Je laissai échapper un souffle.
Deux événements.
Même lieu.
Même invités.
Et Nathalie avait supposé que tout tournait autour d’elle.
C’était tellement elle que cela en devenait presque douloureux.
Le lendemain matin, je me rendis au centre administratif militaire avec Liam.
Le général Delmas nous avait obtenu l’accès aux documents me concernant.
Je demandai à voir les archives d’autorisation liées à mes soins.
Une employée passa presque une heure devant son écran.
Puis elle fronça les sourcils.
— Il y a quelque chose d’étrange.
Je me penchai.
— Quoi ?
— Votre dossier contient bien une autorisation de partage limitée.
Mon estomac se serra.
— Signée par moi ?
— Apparemment.
Elle ouvrit le document.
Même signature.
Même date.
Mais ce n’était pas le plus étrange.
Le champ indiquant le destinataire ne mentionnait aucune entreprise privée.
Il indiquait :
**Beaumont, Nathalie — personne autorisée pour assistance administrative temporaire.**
Je sentis mon souffle ralentir.
— Qu’est-ce que ça permettait exactement ?
— De déposer certains formulaires en votre nom pendant votre convalescence.
— Pas d’utiliser mes photos.
— Non.
— Pas de signer des contrats commerciaux.
— Absolument pas.
Je regardai Liam.
Voilà la première pièce solide.
Nathalie n’avait peut-être jamais eu accès légalement à mon image.
Mais elle avait eu autre chose.
Un accès temporaire.
Un accès créé au moment où j’étais trop faible pour surveiller ce qu’elle faisait.
— Combien de temps cette autorisation est-elle restée active ? demandai-je.
L’employée consulta l’écran.
Son expression changea.
— Elle aurait dû expirer après trente jours.
— Elle ne l’a pas fait ?
— Non.
Je me raidis.
— Quand a-t-elle été supprimée ?
Elle fit défiler plusieurs lignes.
— Presque onze mois plus tard.
Je regardai la date.
Onze mois.
Pendant presque un an, Nathalie avait pu déposer des demandes, recevoir certains courriers et consulter plusieurs catégories administratives liées à ma rééducation.
Je sentis enfin la colère arriver.
Mais cette fois, elle avait une direction.
Je ne voulais plus lui demander pourquoi elle m’avait humiliée.
Je voulais savoir ce qu’elle avait pris pendant ces onze mois.

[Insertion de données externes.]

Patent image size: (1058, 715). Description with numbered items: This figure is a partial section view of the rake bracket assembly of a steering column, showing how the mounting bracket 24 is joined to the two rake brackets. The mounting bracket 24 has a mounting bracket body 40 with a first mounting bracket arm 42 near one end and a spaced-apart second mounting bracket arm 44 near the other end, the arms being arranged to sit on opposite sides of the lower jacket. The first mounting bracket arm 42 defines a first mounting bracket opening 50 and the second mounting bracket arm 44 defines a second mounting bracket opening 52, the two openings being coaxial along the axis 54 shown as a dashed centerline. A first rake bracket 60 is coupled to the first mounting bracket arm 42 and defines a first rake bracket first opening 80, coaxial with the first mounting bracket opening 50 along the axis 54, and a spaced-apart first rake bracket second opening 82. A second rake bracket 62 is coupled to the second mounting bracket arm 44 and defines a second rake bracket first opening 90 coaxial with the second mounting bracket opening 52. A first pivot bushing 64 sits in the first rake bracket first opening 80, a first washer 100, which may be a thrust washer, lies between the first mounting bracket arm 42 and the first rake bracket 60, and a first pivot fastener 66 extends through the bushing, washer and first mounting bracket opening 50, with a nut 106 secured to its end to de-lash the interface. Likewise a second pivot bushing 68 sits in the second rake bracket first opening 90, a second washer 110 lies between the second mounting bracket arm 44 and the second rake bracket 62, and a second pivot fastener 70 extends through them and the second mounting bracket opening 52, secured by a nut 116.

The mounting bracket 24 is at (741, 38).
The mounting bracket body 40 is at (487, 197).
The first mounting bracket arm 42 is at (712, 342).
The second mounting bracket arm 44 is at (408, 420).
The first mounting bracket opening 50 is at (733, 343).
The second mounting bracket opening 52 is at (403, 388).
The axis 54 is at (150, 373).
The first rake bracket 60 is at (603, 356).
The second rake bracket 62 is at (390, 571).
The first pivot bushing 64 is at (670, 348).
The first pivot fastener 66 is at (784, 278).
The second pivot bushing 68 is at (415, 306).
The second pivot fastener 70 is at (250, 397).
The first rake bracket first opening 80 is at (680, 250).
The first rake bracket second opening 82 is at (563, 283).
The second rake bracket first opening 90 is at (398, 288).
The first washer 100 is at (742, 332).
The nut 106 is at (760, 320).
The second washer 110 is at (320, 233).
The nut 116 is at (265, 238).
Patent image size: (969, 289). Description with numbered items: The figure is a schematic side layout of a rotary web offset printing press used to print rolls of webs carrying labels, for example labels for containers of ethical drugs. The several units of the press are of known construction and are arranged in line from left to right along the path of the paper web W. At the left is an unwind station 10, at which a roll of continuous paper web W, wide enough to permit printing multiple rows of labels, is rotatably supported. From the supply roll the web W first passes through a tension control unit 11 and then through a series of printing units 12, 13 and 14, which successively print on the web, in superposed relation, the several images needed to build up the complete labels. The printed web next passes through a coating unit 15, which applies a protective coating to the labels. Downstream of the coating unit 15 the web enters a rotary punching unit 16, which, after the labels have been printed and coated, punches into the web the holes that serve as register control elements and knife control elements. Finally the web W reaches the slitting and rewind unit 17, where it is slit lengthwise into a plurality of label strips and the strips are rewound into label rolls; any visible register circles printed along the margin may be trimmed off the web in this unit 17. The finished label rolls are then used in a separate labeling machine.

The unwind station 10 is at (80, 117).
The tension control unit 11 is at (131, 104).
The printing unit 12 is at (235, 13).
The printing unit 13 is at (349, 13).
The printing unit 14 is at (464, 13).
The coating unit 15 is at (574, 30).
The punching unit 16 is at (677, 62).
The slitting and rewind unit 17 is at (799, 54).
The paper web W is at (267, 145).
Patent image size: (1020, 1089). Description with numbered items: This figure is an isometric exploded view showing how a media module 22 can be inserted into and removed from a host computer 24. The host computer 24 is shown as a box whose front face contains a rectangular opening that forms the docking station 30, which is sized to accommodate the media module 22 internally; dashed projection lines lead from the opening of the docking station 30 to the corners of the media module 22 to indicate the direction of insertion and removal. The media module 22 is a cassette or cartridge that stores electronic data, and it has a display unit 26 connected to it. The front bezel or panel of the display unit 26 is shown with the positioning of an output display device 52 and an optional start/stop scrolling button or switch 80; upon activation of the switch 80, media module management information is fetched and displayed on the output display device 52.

— Je veux l’historique complet de cet accès, dis-je.
L’employée hocha la tête.
Quelques minutes plus tard, une liste apparut.
Des dates.
Des documents consultés.
Des demandes effectuées.
Des téléchargements.
Je parcourus les lignes.
Puis je m’arrêtai.
Six mois après ma sortie de Percy, Nathalie avait téléchargé un document qui n’avait rien à voir avec des photos.
Un rapport d’évaluation fonctionnelle.
Celui utilisé pour déterminer mes besoins futurs en appareillage.
Et juste après, le même jour, elle avait consulté un document financier.
Une estimation du coût de mes équipements sur dix ans.
Je fixai l’écran.
Puis une pensée me traversa.
Simple.
Précise.
Terrible.
Nathalie n’avait peut-être pas commencé par vendre mon histoire.
Elle avait d’abord découvert combien ma blessure pouvait valoir.